Here are some simple ideas to share with your partner. My husband got these ideas from a community education/family education class that he took with our daughter.
Hold hands. Admit when you are wrong. Date once a week. Talk about dreams.
Give back rubs. Send a card for no reason. Start and end each day with a hug. Treat his or her friends and relatives with courtesy. Do it the other’s way.
Compliment your partner twice a day. Apologize. Show respect.
Call just to say, “I love you.” Wink at each other. Be positive.
Pray for one another. Laugh together. Cuddle. Celebrate. Forgive. Encourage.

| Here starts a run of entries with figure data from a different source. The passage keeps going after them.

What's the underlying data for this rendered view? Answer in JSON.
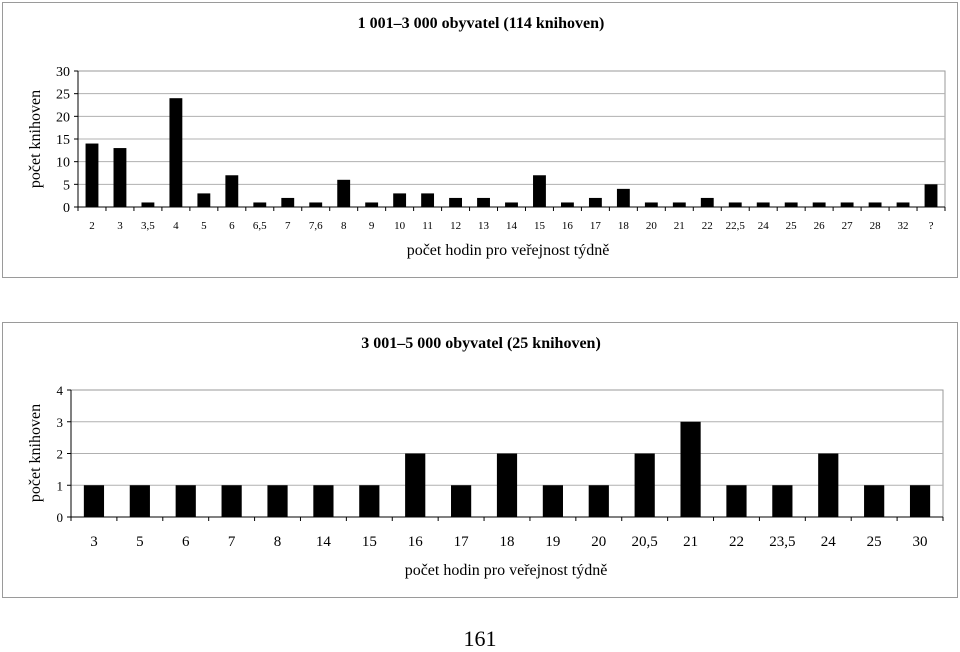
{
  "chart_data": [
    {
      "type": "bar",
      "title": "1 001–3 000 obyvatel (114 knihoven)",
      "xlabel": "počet hodin pro veřejnost týdně",
      "ylabel": "počet knihoven",
      "ylim": [
        0,
        30
      ],
      "yticks": [
        "0",
        "5",
        "10",
        "15",
        "20",
        "25",
        "30"
      ],
      "grid": true,
      "categories": [
        "2",
        "3",
        "3,5",
        "4",
        "5",
        "6",
        "6,5",
        "7",
        "7,6",
        "8",
        "9",
        "10",
        "11",
        "12",
        "13",
        "14",
        "15",
        "16",
        "17",
        "18",
        "20",
        "21",
        "22",
        "22,5",
        "24",
        "25",
        "26",
        "27",
        "28",
        "32",
        "?"
      ],
      "values": [
        14,
        13,
        1,
        24,
        3,
        7,
        1,
        2,
        1,
        6,
        1,
        3,
        3,
        2,
        2,
        1,
        7,
        1,
        2,
        4,
        1,
        1,
        2,
        1,
        1,
        1,
        1,
        1,
        1,
        1,
        5
      ],
      "bar_color": "#000000"
    },
    {
      "type": "bar",
      "title": "3 001–5 000 obyvatel (25 knihoven)",
      "xlabel": "počet hodin pro veřejnost týdně",
      "ylabel": "počet knihoven",
      "ylim": [
        0,
        4
      ],
      "yticks": [
        "0",
        "1",
        "2",
        "3",
        "4"
      ],
      "grid": true,
      "categories": [
        "3",
        "5",
        "6",
        "7",
        "8",
        "14",
        "15",
        "16",
        "17",
        "18",
        "19",
        "20",
        "20,5",
        "21",
        "22",
        "23,5",
        "24",
        "25",
        "30"
      ],
      "values": [
        1,
        1,
        1,
        1,
        1,
        1,
        1,
        2,
        1,
        2,
        1,
        1,
        2,
        3,
        1,
        1,
        2,
        1,
        1
      ],
      "bar_color": "#000000"
    }
  ],
  "page_number": "161"
}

Talk about your love. Reminisce. Touch. Smile often. Be kind. Seek outside help when you need it.
Dr. Phil recommends starting each day consciously thinking and asking oneself questions like these: “What can I do today to make my wife’s or husband’s day brighter? What can I do today to improve my marriage? What can I do today to brighten up my family’s life or improve our family unit?”

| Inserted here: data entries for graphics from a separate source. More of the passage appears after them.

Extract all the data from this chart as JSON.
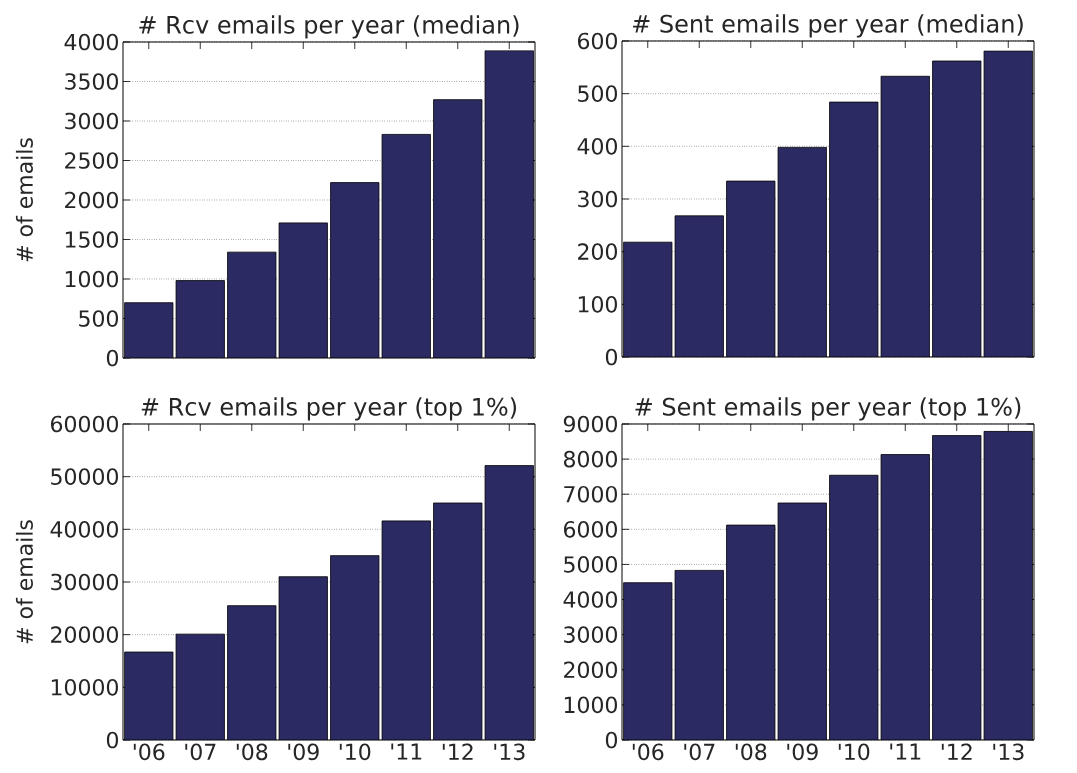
{
  "chart_data": [
    {
      "type": "bar",
      "title": "# Rcv emails per year (median)",
      "ylabel": "# of emails",
      "categories": [
        null,
        null,
        null,
        null,
        null,
        null,
        null,
        null
      ],
      "values": [
        700,
        980,
        1340,
        1710,
        2220,
        2830,
        3270,
        3890
      ],
      "color": "#2b2a62",
      "ylim": [
        0,
        4000
      ],
      "yticks": [
        0,
        500,
        1000,
        1500,
        2000,
        2500,
        3000,
        3500,
        4000
      ],
      "grid": "y"
    },
    {
      "type": "bar",
      "title": "# Sent emails per year (median)",
      "categories": [
        null,
        null,
        null,
        null,
        null,
        null,
        null,
        null
      ],
      "values": [
        218,
        268,
        334,
        398,
        484,
        533,
        562,
        581
      ],
      "color": "#2b2a62",
      "ylim": [
        0,
        600
      ],
      "yticks": [
        0,
        100,
        200,
        300,
        400,
        500,
        600
      ],
      "grid": "y"
    },
    {
      "type": "bar",
      "title": "# Rcv emails per year (top 1%)",
      "ylabel": "# of emails",
      "categories": [
        "'06",
        "'07",
        "'08",
        "'09",
        "'10",
        "'11",
        "'12",
        "'13"
      ],
      "values": [
        16700,
        20100,
        25500,
        31000,
        35000,
        41600,
        45000,
        52100
      ],
      "color": "#2b2a62",
      "ylim": [
        0,
        60000
      ],
      "yticks": [
        0,
        10000,
        20000,
        30000,
        40000,
        50000,
        60000
      ],
      "grid": "y"
    },
    {
      "type": "bar",
      "title": "# Sent emails per year (top 1%)",
      "categories": [
        "'06",
        "'07",
        "'08",
        "'09",
        "'10",
        "'11",
        "'12",
        "'13"
      ],
      "values": [
        4480,
        4830,
        6120,
        6750,
        7540,
        8130,
        8670,
        8790
      ],
      "color": "#2b2a62",
      "ylim": [
        0,
        9000
      ],
      "yticks": [
        0,
        1000,
        2000,
        3000,
        4000,
        5000,
        6000,
        7000,
        8000,
        9000
      ],
      "grid": "y"
    }
  ]
}
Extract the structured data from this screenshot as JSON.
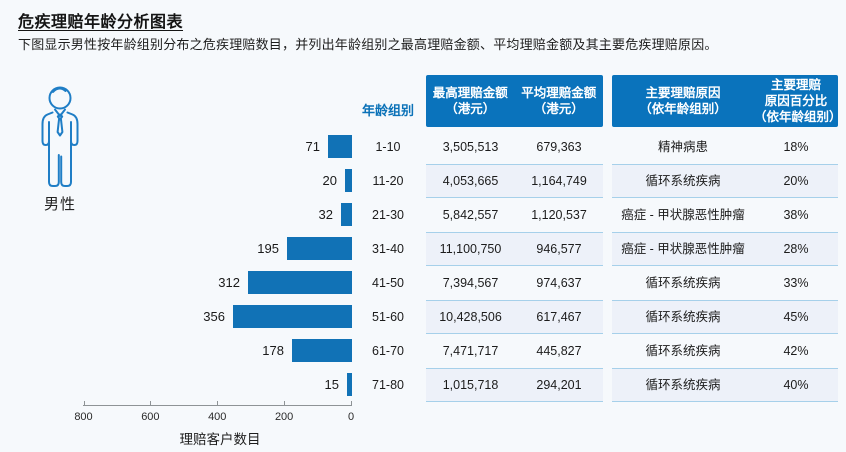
{
  "page": {
    "title": "危疾理赔年龄分析图表",
    "subtitle": "下图显示男性按年龄组别分布之危疾理赔数目，并列出年龄组别之最高理赔金额、平均理赔金额及其主要危疾理赔原因。",
    "gender_label": "男性",
    "gender_icon": "male-person-outline-icon"
  },
  "colors": {
    "background": "#f6f9fc",
    "bar": "#1172b6",
    "header_box": "#0a73bc",
    "stripe": "#edf1f9",
    "stripe_border": "#a6d0ea",
    "blue_text": "#0b72b8",
    "axis": "#8e9396",
    "icon": "#1f7ec6"
  },
  "chart_data": {
    "type": "bar",
    "orientation": "horizontal",
    "direction": "right-to-left (0 at right, bars grow leftward)",
    "categories": [
      "1-10",
      "11-20",
      "21-30",
      "31-40",
      "41-50",
      "51-60",
      "61-70",
      "71-80"
    ],
    "values": [
      71,
      20,
      32,
      195,
      312,
      356,
      178,
      15
    ],
    "xlabel": "理赔客户数目",
    "ylabel": "",
    "xlim": [
      0,
      800
    ],
    "axis_ticks": [
      "800",
      "600",
      "400",
      "200",
      "0"
    ],
    "grid": false,
    "bar_labels_shown": true
  },
  "table": {
    "age_header": "年龄组别",
    "headers": {
      "max_claim": "最高理赔金额\n（港元）",
      "avg_claim": "平均理赔金额\n（港元）",
      "main_cause": "主要理赔原因\n（依年龄组别）",
      "cause_pct": "主要理赔\n原因百分比\n（依年龄组别）"
    },
    "rows": [
      {
        "age": "1-10",
        "max": "3,505,513",
        "avg": "679,363",
        "cause": "精神病患",
        "pct": "18%"
      },
      {
        "age": "11-20",
        "max": "4,053,665",
        "avg": "1,164,749",
        "cause": "循环系统疾病",
        "pct": "20%"
      },
      {
        "age": "21-30",
        "max": "5,842,557",
        "avg": "1,120,537",
        "cause": "癌症 - 甲状腺恶性肿瘤",
        "pct": "38%"
      },
      {
        "age": "31-40",
        "max": "11,100,750",
        "avg": "946,577",
        "cause": "癌症 - 甲状腺恶性肿瘤",
        "pct": "28%"
      },
      {
        "age": "41-50",
        "max": "7,394,567",
        "avg": "974,637",
        "cause": "循环系统疾病",
        "pct": "33%"
      },
      {
        "age": "51-60",
        "max": "10,428,506",
        "avg": "617,467",
        "cause": "循环系统疾病",
        "pct": "45%"
      },
      {
        "age": "61-70",
        "max": "7,471,717",
        "avg": "445,827",
        "cause": "循环系统疾病",
        "pct": "42%"
      },
      {
        "age": "71-80",
        "max": "1,015,718",
        "avg": "294,201",
        "cause": "循环系统疾病",
        "pct": "40%"
      }
    ]
  }
}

Wonderful questions and wonderful focuses for the day, and it is amazing what a simple gesture, such as an unexpected hug or a smile, can do for our loved ones.

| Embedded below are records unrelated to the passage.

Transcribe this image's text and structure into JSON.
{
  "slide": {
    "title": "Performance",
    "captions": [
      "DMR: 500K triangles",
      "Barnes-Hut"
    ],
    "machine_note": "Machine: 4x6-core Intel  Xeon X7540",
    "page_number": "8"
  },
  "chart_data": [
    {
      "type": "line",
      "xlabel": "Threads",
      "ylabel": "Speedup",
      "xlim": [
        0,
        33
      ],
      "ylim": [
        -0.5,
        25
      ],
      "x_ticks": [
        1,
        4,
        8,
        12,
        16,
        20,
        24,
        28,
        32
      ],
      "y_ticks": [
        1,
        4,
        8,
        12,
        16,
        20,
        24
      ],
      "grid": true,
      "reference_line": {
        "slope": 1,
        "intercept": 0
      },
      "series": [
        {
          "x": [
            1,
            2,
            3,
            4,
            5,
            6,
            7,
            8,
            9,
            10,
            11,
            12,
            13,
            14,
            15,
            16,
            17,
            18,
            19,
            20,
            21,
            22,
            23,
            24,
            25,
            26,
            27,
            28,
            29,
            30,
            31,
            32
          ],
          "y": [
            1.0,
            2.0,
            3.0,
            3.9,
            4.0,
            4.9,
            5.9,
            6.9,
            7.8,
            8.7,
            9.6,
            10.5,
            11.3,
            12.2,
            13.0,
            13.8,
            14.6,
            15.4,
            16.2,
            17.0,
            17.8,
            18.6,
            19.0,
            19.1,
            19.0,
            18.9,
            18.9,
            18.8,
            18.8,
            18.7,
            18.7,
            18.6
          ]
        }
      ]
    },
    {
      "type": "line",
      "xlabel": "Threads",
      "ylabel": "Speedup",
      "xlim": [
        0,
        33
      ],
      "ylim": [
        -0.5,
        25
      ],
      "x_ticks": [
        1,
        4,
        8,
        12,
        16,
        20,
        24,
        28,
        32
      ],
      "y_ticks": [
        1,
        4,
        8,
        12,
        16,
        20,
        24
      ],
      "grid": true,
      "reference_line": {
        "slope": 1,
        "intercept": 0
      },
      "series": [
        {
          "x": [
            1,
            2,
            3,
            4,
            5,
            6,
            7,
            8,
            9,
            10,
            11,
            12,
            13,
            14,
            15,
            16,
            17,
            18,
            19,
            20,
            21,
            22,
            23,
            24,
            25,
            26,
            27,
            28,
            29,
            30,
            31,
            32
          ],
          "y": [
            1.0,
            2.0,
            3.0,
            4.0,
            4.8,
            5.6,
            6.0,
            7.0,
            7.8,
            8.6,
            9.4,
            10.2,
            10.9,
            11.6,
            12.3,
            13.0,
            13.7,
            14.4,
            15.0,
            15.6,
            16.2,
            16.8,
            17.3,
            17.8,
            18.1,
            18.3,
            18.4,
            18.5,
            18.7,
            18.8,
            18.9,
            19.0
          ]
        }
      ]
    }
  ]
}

Here’s another winter poem I would like to share, “I Heard a Bird Sing,” written by Oliver Herford.
I heard a bird sing
In the dark of December
A magical thing
And sweet to remember:
“We are nearer to Spring
Than we were in September,”
I heard a bird sing
In the dark of December.
A warm idea
Here’s a “warm” idea to inspire kids to get dressed in the morning
In the FamilyFun magazine, a mother shared her secret for prompting her kids to get dressed for school on those cold winter days: try putting their outfits, socks and all, in the dryer for a few minutes to warm them up. When she brings them up the stairs, she calls, “Get your hot, toasted clothes.” And they do.
A sock snowperson
On those really cold, bitter winter days, make some snow people inside, too.
Using white socks, string, markers and/or felt, stuffing and scissors, push the stuffing into a white sock to form the head of the snowman. Tightly tie a piece of string under the head to form the neck, and stuff the rest of the sock to form the body. Tie the bottom of the sock together tightly and trim off any leftover part of the sock.
Add on other features, such as the mouth, nose, and eyes with markers or cut-out felt pieces.
“Even though many children got lots of new toys for Christmas, the magic is still in the child’s mind, rather than in the toy.”